Mosquito sugador de sangue isolado em fundo branco com traçado de recorte Por escapejaja
Pesquisadores da Fiocruz Pernambuco, em parceria com a Universidade da Califórnia em Davis, desenvolveram uma armadilha que pode revolucionar o combate aos mosquitos transmissores de doenças como dengue, Zika e chikungunya.
A nova tecnologia é capaz de capturar quase o dobro de ovos em comparação com métodos tradicionais.
A armadilha, chamada Double BR-OVT, utiliza uma isca feita de extrato larval de mosquitos Aedes aegypti, combinada com um larvicida biológico chamado Bti.
Essa mistura atrai os mosquitos fêmeas, que depositam seus ovos na armadilha. O larvicida, por sua vez, impede que as larvas se desenvolvam, interrompendo o ciclo de vida do mosquito.
Testes realizados no campus da Universidade Federal de Pernambuco (UFPE) mostraram que a nova armadilha capturou cerca de 70% dos ovos de mosquitos, enquanto as armadilhas tradicionais capturaram menos da metade.
Além disso, a tecnologia também se mostrou eficaz contra o Culex quinquefasciatus, outro mosquito comum em áreas urbanas.
A grande vantagem dessa nova abordagem é a redução do uso de inseticidas químicos, que podem causar resistência nos mosquitos e danos ao meio ambiente.
“Essa técnica representa uma alternativa mais sustentável e segura para o controle de mosquitos”, destaca Gabriel Faierstein, pesquisador da Fiocruz.
Apesar dos resultados promissores, a produção do extrato larval em grande escala ainda é um desafio.

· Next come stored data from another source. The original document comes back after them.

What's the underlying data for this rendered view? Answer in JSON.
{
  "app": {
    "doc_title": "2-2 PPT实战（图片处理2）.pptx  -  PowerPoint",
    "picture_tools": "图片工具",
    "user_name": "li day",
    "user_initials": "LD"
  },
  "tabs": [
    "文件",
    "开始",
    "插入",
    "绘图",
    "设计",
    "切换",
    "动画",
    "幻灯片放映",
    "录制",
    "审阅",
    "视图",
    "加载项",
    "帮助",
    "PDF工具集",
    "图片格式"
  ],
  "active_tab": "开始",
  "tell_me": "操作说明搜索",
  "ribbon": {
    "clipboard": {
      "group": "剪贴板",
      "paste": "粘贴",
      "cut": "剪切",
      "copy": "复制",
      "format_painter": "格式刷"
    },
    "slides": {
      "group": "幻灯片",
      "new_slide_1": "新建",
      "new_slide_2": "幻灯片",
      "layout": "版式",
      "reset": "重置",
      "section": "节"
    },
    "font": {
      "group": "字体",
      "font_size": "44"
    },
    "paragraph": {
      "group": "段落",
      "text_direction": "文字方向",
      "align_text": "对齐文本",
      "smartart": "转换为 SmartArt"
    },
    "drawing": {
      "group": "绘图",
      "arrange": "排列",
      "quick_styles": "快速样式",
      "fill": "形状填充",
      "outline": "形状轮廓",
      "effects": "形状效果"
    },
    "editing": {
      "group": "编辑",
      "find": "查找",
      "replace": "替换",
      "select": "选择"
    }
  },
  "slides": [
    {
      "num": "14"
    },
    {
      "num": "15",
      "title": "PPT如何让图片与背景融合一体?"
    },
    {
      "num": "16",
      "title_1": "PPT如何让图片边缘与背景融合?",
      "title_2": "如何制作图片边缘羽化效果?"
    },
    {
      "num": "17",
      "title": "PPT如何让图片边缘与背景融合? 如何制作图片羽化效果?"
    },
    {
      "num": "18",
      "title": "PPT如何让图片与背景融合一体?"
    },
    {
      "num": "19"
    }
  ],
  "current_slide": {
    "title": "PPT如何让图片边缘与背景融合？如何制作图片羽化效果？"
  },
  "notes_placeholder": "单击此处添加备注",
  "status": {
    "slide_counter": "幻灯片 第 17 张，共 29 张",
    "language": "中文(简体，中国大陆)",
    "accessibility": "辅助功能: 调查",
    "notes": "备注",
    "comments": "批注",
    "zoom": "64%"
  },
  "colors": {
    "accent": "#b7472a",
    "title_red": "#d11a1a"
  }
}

Os pesquisadores estão trabalhando para simplificar o processo e identificar os compostos que atraem os mosquitos, para criar um produto ainda mais eficiente e adaptável a diferentes regiões.
Enquanto a nova tecnologia avança, é fundamental que a população continue adotando medidas preventivas para evitar a proliferação do Aedes aegypti.
A eliminação de criadouros, como água parada em vasos de plantas, pneus e garrafas, é essencial para controlar a população de mosquitos e prevenir surtos de doenças.
A participação de todos é crucial nessa luta. Mutirões comunitários e a conscientização sobre a importância de eliminar focos de mosquitos podem fazer a diferença.
“Depende de todos. A mobilização da sociedade é fundamental para controlar o mosquito Aedes aegypti”, reforça o Ministério da Saúde.
Com potencial para se tornar uma ferramenta essencial no controle de doenças transmitidas por mosquitos, a nova armadilha representa um avanço significativo para a saúde pública.
A tecnologia oferece uma solução inovadora, eficaz e ambientalmente responsável, que pode salvar vidas e reduzir o impacto das arboviroses no Brasil e no mundo.